All of the great actors saying this dialogue do a great job with their performances. Everyone has their moment in the sun, from Michael Madsen musing about retirement, to David Carradine delivering an analogy about life and death involving a gold fish. Also noteworthy is Michael Parks as retired Mexican pimp Esteban Vihaio. Parks is one of those actors most people have never heard about, but Tarantino and his friend Robert Rodriguez loved his early work, so they hire him every now and then. In “Kill Bill” he pulls double duty by playing both a pimp and Sheriff Earl McGraw in the first volume. Watch him play a deranged preacher in Kevin Smith’s “Red State.”

Some say revenge is sweet; others say it is a dish best served cold.

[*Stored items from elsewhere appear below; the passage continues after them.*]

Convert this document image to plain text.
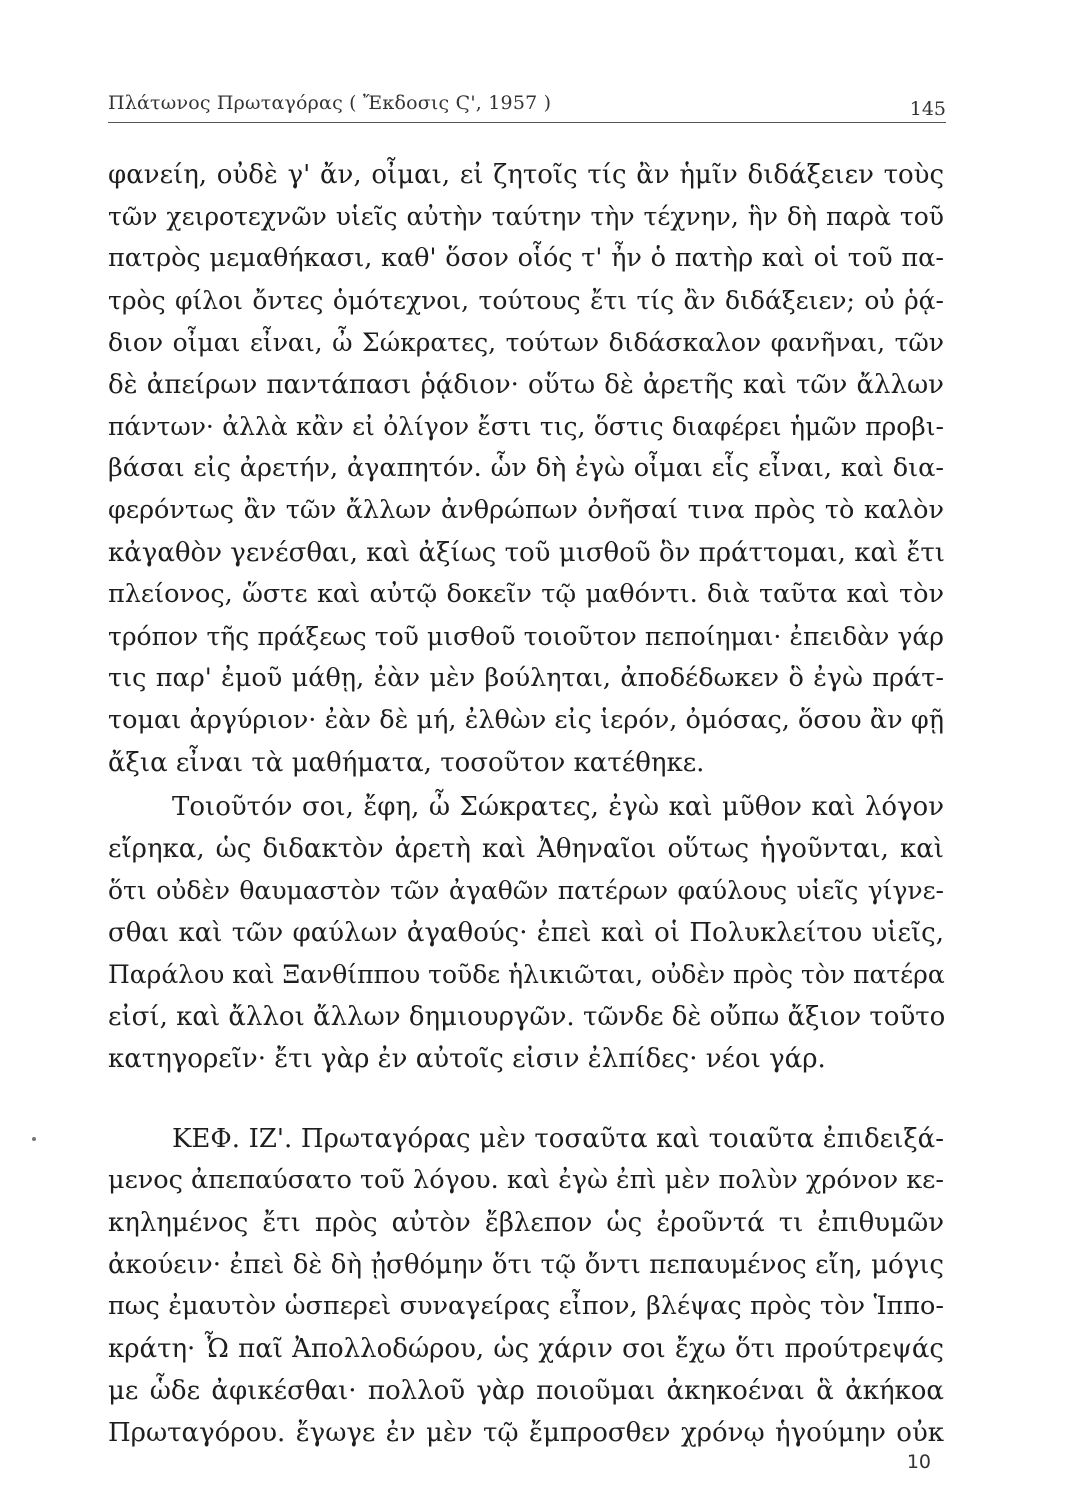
Πλάτωνος Πρωταγόρας ( Ἔκδοσις Ϛ', 1957 )	145
φανείη, οὐδὲ γ' ἄν, οἶμαι, εἰ ζητοῖς τίς ἂν ἡμῖν διδάξειεν τοὺς
τῶν χειροτεχνῶν υἱεῖς αὐτὴν ταύτην τὴν τέχνην, ἣν δὴ παρὰ τοῦ
πατρὸς μεμαθήκασι, καθ' ὅσον οἷός τ' ἦν ὁ πατὴρ καὶ οἱ τοῦ πα-
τρὸς φίλοι ὄντες ὁμότεχνοι, τούτους ἔτι τίς ἂν διδάξειεν; οὐ ῥᾴ-
διον οἶμαι εἶναι, ὦ Σώκρατες, τούτων διδάσκαλον φανῆναι, τῶν
δὲ ἀπείρων παντάπασι ῥᾴδιον· οὕτω δὲ ἀρετῆς καὶ τῶν ἄλλων
πάντων· ἀλλὰ κἂν εἰ ὀλίγον ἔστι τις, ὅστις διαφέρει ἡμῶν προβι-
βάσαι εἰς ἀρετήν, ἀγαπητόν. ὧν δὴ ἐγὼ οἶμαι εἷς εἶναι, καὶ δια-
φερόντως ἂν τῶν ἄλλων ἀνθρώπων ὀνῆσαί τινα πρὸς τὸ καλὸν
κἀγαθὸν γενέσθαι, καὶ ἀξίως τοῦ μισθοῦ ὃν πράττομαι, καὶ ἔτι
πλείονος, ὥστε καὶ αὐτῷ δοκεῖν τῷ μαθόντι. διὰ ταῦτα καὶ τὸν
τρόπον τῆς πράξεως τοῦ μισθοῦ τοιοῦτον πεποίημαι· ἐπειδὰν γάρ
τις παρ' ἐμοῦ μάθῃ, ἐὰν μὲν βούληται, ἀποδέδωκεν ὃ ἐγὼ πράτ-
τομαι ἀργύριον· ἐὰν δὲ μή, ἐλθὼν εἰς ἱερόν, ὀμόσας, ὅσου ἂν φῇ
ἄξια εἶναι τὰ μαθήματα, τοσοῦτον κατέθηκε.
Τοιοῦτόν σοι, ἔφη, ὦ Σώκρατες, ἐγὼ καὶ μῦθον καὶ λόγον
εἴρηκα, ὡς διδακτὸν ἀρετὴ καὶ Ἀθηναῖοι οὕτως ἡγοῦνται, καὶ
ὅτι οὐδὲν θαυμαστὸν τῶν ἀγαθῶν πατέρων φαύλους υἱεῖς γίγνε-
σθαι καὶ τῶν φαύλων ἀγαθούς· ἐπεὶ καὶ οἱ Πολυκλείτου υἱεῖς,
Παράλου καὶ Ξανθίππου τοῦδε ἡλικιῶται, οὐδὲν πρὸς τὸν πατέρα
εἰσί, καὶ ἄλλοι ἄλλων δημιουργῶν. τῶνδε δὲ οὔπω ἄξιον τοῦτο
κατηγορεῖν· ἔτι γὰρ ἐν αὐτοῖς εἰσιν ἐλπίδες· νέοι γάρ.
ΚΕΦ. ΙΖ'. Πρωταγόρας μὲν τοσαῦτα καὶ τοιαῦτα ἐπιδειξά-
μενος ἀπεπαύσατο τοῦ λόγου. καὶ ἐγὼ ἐπὶ μὲν πολὺν χρόνον κε-
κηλημένος ἔτι πρὸς αὐτὸν ἔβλεπον ὡς ἐροῦντά τι ἐπιθυμῶν
ἀκούειν· ἐπεὶ δὲ δὴ ᾐσθόμην ὅτι τῷ ὄντι πεπαυμένος εἴη, μόγις
πως ἐμαυτὸν ὡσπερεὶ συναγείρας εἶπον, βλέψας πρὸς τὸν Ἱππο-
κράτη· Ὦ παῖ Ἀπολλοδώρου, ὡς χάριν σοι ἔχω ὅτι προύτρεψάς
με ὧδε ἀφικέσθαι· πολλοῦ γὰρ ποιοῦμαι ἀκηκοέναι ἃ ἀκήκοα
Πρωταγόρου. ἔγωγε ἐν μὲν τῷ ἔμπροσθεν χρόνῳ ἡγούμην οὐκ
10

The introduction of a character in the third act shows that if anything, revenge is complicated. Then of course there is the issue of the surviving characters left in The Bride’s path of destruction. Some of her victims’ relatives and friends might want to have a word with her in a couple of years. The fate of one character on her hit list in particular leaves the door open for a sequel. Will The Bride pick up her sword again? I certainly hope so.